The novelty of the article is that it resolves unanswered questions around the processes that underlie coordinated flowering within the disc structure of the floral capitulum. The authors demonstrate a role for circadian clock in the temporal structuring of this process. They identify a free running rhythm in constant darkness of floral anthesis, and this rhythm has several key characteristics of circadian rhythms. The data collected also indicate that the circadian clock might gate the response of anthesis to darkness.

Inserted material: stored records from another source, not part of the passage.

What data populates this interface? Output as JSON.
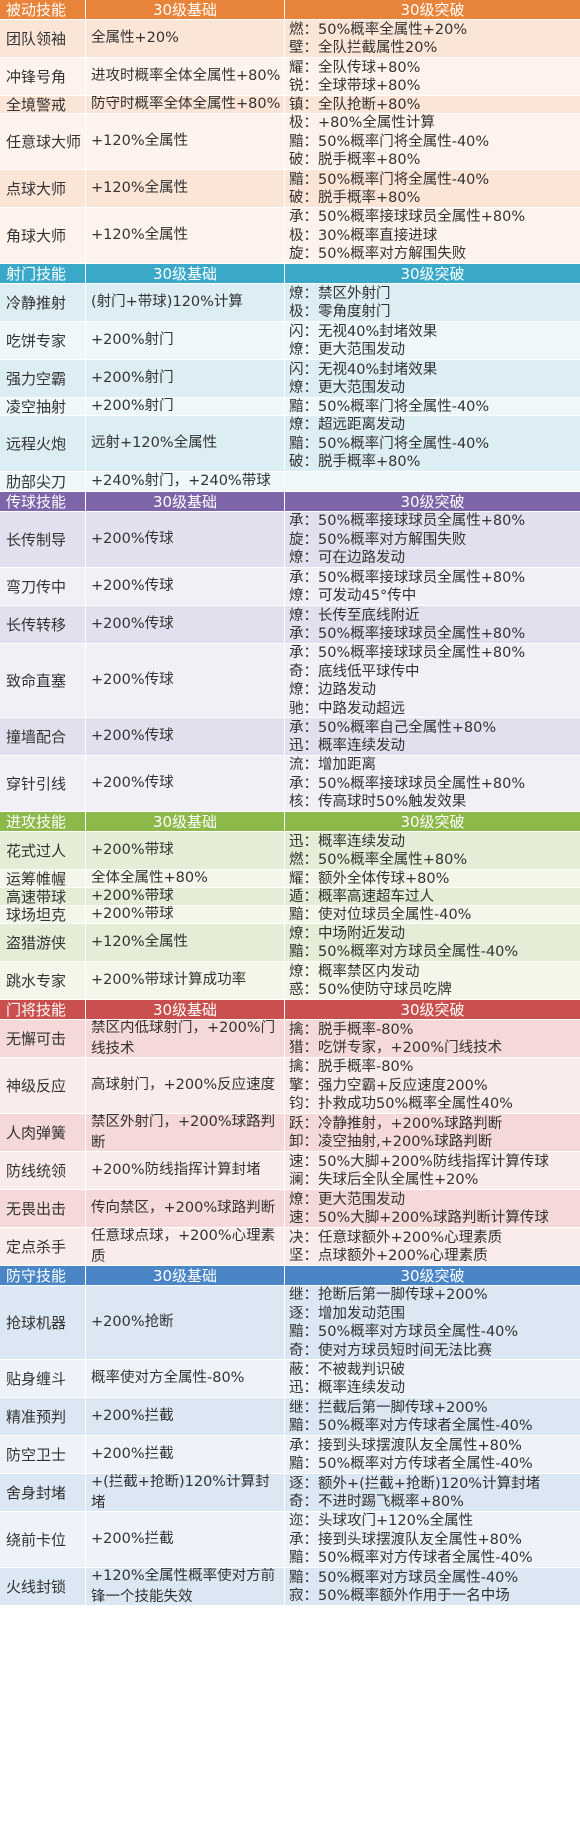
{
  "column_headers": {
    "base": "30级基础",
    "breakthrough": "30级突破"
  },
  "sections": [
    {
      "title": "被动技能",
      "header_color": "#e8833a",
      "band_a": "#fbe5d6",
      "band_b": "#fef3ec",
      "rows": [
        {
          "name": "团队领袖",
          "base": "全属性+20%",
          "breaks": [
            "燃：50%概率全属性+20%",
            "壁：全队拦截属性20%"
          ]
        },
        {
          "name": "冲锋号角",
          "base": "进攻时概率全体全属性+80%",
          "breaks": [
            "耀：全队传球+80%",
            "锐：全球带球+80%"
          ]
        },
        {
          "name": "全境警戒",
          "base": "防守时概率全体全属性+80%",
          "breaks": [
            "镇：全队抢断+80%"
          ]
        },
        {
          "name": "任意球大师",
          "base": "+120%全属性",
          "breaks": [
            "极：+80%全属性计算",
            "黯：50%概率门将全属性-40%",
            "破：脱手概率+80%"
          ]
        },
        {
          "name": "点球大师",
          "base": "+120%全属性",
          "breaks": [
            "黯：50%概率门将全属性-40%",
            "破：脱手概率+80%"
          ]
        },
        {
          "name": "角球大师",
          "base": "+120%全属性",
          "breaks": [
            "承：50%概率接球球员全属性+80%",
            "极：30%概率直接进球",
            "旋：50%概率对方解围失败"
          ]
        }
      ]
    },
    {
      "title": "射门技能",
      "header_color": "#3aa9c9",
      "band_a": "#dcedf3",
      "band_b": "#eef7fa",
      "rows": [
        {
          "name": "冷静推射",
          "base": "(射门+带球)120%计算",
          "breaks": [
            "燎：禁区外射门",
            "极：零角度射门"
          ]
        },
        {
          "name": "吃饼专家",
          "base": "+200%射门",
          "breaks": [
            "闪：无视40%封堵效果",
            "燎：更大范围发动"
          ]
        },
        {
          "name": "强力空霸",
          "base": "+200%射门",
          "breaks": [
            "闪：无视40%封堵效果",
            "燎：更大范围发动"
          ]
        },
        {
          "name": "凌空抽射",
          "base": "+200%射门",
          "breaks": [
            "黯：50%概率门将全属性-40%"
          ]
        },
        {
          "name": "远程火炮",
          "base": "远射+120%全属性",
          "breaks": [
            "燎：超远距离发动",
            "黯：50%概率门将全属性-40%",
            "破：脱手概率+80%"
          ]
        },
        {
          "name": "肋部尖刀",
          "base": "+240%射门，+240%带球",
          "breaks": []
        }
      ]
    },
    {
      "title": "传球技能",
      "header_color": "#7e64a8",
      "band_a": "#e4dfee",
      "band_b": "#f2eff7",
      "rows": [
        {
          "name": "长传制导",
          "base": "+200%传球",
          "breaks": [
            "承：50%概率接球球员全属性+80%",
            "旋：50%概率对方解围失败",
            "燎：可在边路发动"
          ]
        },
        {
          "name": "弯刀传中",
          "base": "+200%传球",
          "breaks": [
            "承：50%概率接球球员全属性+80%",
            "燎：可发动45°传中"
          ]
        },
        {
          "name": "长传转移",
          "base": "+200%传球",
          "breaks": [
            "燎：长传至底线附近",
            "承：50%概率接球球员全属性+80%"
          ]
        },
        {
          "name": "致命直塞",
          "base": "+200%传球",
          "breaks": [
            "承：50%概率接球球员全属性+80%",
            "奇：底线低平球传中",
            "燎：边路发动",
            "驰：中路发动超远"
          ]
        },
        {
          "name": "撞墙配合",
          "base": "+200%传球",
          "breaks": [
            "承：50%概率自己全属性+80%",
            "迅：概率连续发动"
          ]
        },
        {
          "name": "穿针引线",
          "base": "+200%传球",
          "breaks": [
            "流：增加距离",
            "承：50%概率接球球员全属性+80%",
            "核：传高球时50%触发效果"
          ]
        }
      ]
    },
    {
      "title": "进攻技能",
      "header_color": "#8db84a",
      "band_a": "#e4eed6",
      "band_b": "#f2f7ea",
      "rows": [
        {
          "name": "花式过人",
          "base": "+200%带球",
          "breaks": [
            "迅：概率连续发动",
            "燃：50%概率全属性+80%"
          ]
        },
        {
          "name": "运筹帷幄",
          "base": "全体全属性+80%",
          "breaks": [
            "耀：额外全体传球+80%"
          ]
        },
        {
          "name": "高速带球",
          "base": "+200%带球",
          "breaks": [
            "遁：概率高速超车过人"
          ]
        },
        {
          "name": "球场坦克",
          "base": "+200%带球",
          "breaks": [
            "黯：使对位球员全属性-40%"
          ]
        },
        {
          "name": "盗猎游侠",
          "base": "+120%全属性",
          "breaks": [
            "燎：中场附近发动",
            "黯：50%概率对方球员全属性-40%"
          ]
        },
        {
          "name": "跳水专家",
          "base": "+200%带球计算成功率",
          "breaks": [
            "燎：概率禁区内发动",
            "惑：50%使防守球员吃牌"
          ]
        }
      ]
    },
    {
      "title": "门将技能",
      "header_color": "#c9504f",
      "band_a": "#f4d9d8",
      "band_b": "#faeceb",
      "rows": [
        {
          "name": "无懈可击",
          "base": "禁区内低球射门，+200%门线技术",
          "breaks": [
            "擒：脱手概率-80%",
            "猎：吃饼专家，+200%门线技术"
          ]
        },
        {
          "name": "神级反应",
          "base": "高球射门，+200%反应速度",
          "breaks": [
            "擒：脱手概率-80%",
            "擎：强力空霸+反应速度200%",
            "钧：扑救成功50%概率全属性40%"
          ]
        },
        {
          "name": "人肉弹簧",
          "base": "禁区外射门，+200%球路判断",
          "breaks": [
            "跃：冷静推射，+200%球路判断",
            "卸：凌空抽射,+200%球路判断"
          ]
        },
        {
          "name": "防线统领",
          "base": "+200%防线指挥计算封堵",
          "breaks": [
            "速：50%大脚+200%防线指挥计算传球",
            "澜：失球后全队全属性+20%"
          ]
        },
        {
          "name": "无畏出击",
          "base": "传向禁区，+200%球路判断",
          "breaks": [
            "燎：更大范围发动",
            "速：50%大脚+200%球路判断计算传球"
          ]
        },
        {
          "name": "定点杀手",
          "base": "任意球点球，+200%心理素质",
          "breaks": [
            "决：任意球额外+200%心理素质",
            "坚：点球额外+200%心理素质"
          ]
        }
      ]
    },
    {
      "title": "防守技能",
      "header_color": "#4a86c6",
      "band_a": "#dbe7f3",
      "band_b": "#edf3f9",
      "rows": [
        {
          "name": "抢球机器",
          "base": "+200%抢断",
          "breaks": [
            "继：抢断后第一脚传球+200%",
            "逐：增加发动范围",
            "黯：50%概率对方球员全属性-40%",
            "奇：使对方球员短时间无法比赛"
          ]
        },
        {
          "name": "贴身缠斗",
          "base": "概率使对方全属性-80%",
          "breaks": [
            "蔽：不被裁判识破",
            "迅：概率连续发动"
          ]
        },
        {
          "name": "精准预判",
          "base": "+200%拦截",
          "breaks": [
            "继：拦截后第一脚传球+200%",
            "黯：50%概率对方传球者全属性-40%"
          ]
        },
        {
          "name": "防空卫士",
          "base": "+200%拦截",
          "breaks": [
            "承：接到头球摆渡队友全属性+80%",
            "黯：50%概率对方传球者全属性-40%"
          ]
        },
        {
          "name": "舍身封堵",
          "base": "+(拦截+抢断)120%计算封堵",
          "breaks": [
            "逐：额外+(拦截+抢断)120%计算封堵",
            "奇：不进时踢飞概率+80%"
          ]
        },
        {
          "name": "绕前卡位",
          "base": "+200%拦截",
          "breaks": [
            "迩：头球攻门+120%全属性",
            "承：接到头球摆渡队友全属性+80%",
            "黯：50%概率对方传球者全属性-40%"
          ]
        },
        {
          "name": "火线封锁",
          "base": "+120%全属性概率使对方前锋一个技能失效",
          "breaks": [
            "黯：50%概率对方球员全属性-40%",
            "寂：50%概率额外作用于一名中场"
          ]
        }
      ]
    }
  ]
}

I like the presentation of an external coincidence model for the interaction of light and circadian cues in the floral developmental program of the capitulum. However, I wonder whether this is the only potential explanation. The data in Fig. 4C look like classical entrainment responses. Are the authors sure that they are not just seeing an entrainment process within the capitulum, combined with a masking effect of continuous light upon the rhythmic phenotype? I encourage the authors to retain speculation about the coincidence model within the discussion- it's so important for future work- but perhaps consider alternative interpretations of the data also.

We thank the reviewer for their positive comments and overall enthusiasm for the study. We agree that it is entirely plausible that continuous light masks circadian clock-controlled rhythms in floral organ development; in our view, this is a restatement of the external coincidence model. We argue that in developing sunflowers, a circadian clock-regulated process controls elongation of floret organs. Normal development depends upon a dark period of at least 4.5 hours occurring during the subjective night. In constant light conditions, or early in re-entrainment when the dark period occurs during the subjective day, normal development is inhibited. This model is analogous to the photoperiodic control of flowering time in short-day plants, in which light perceived during the subjective night inhibits the floral transition.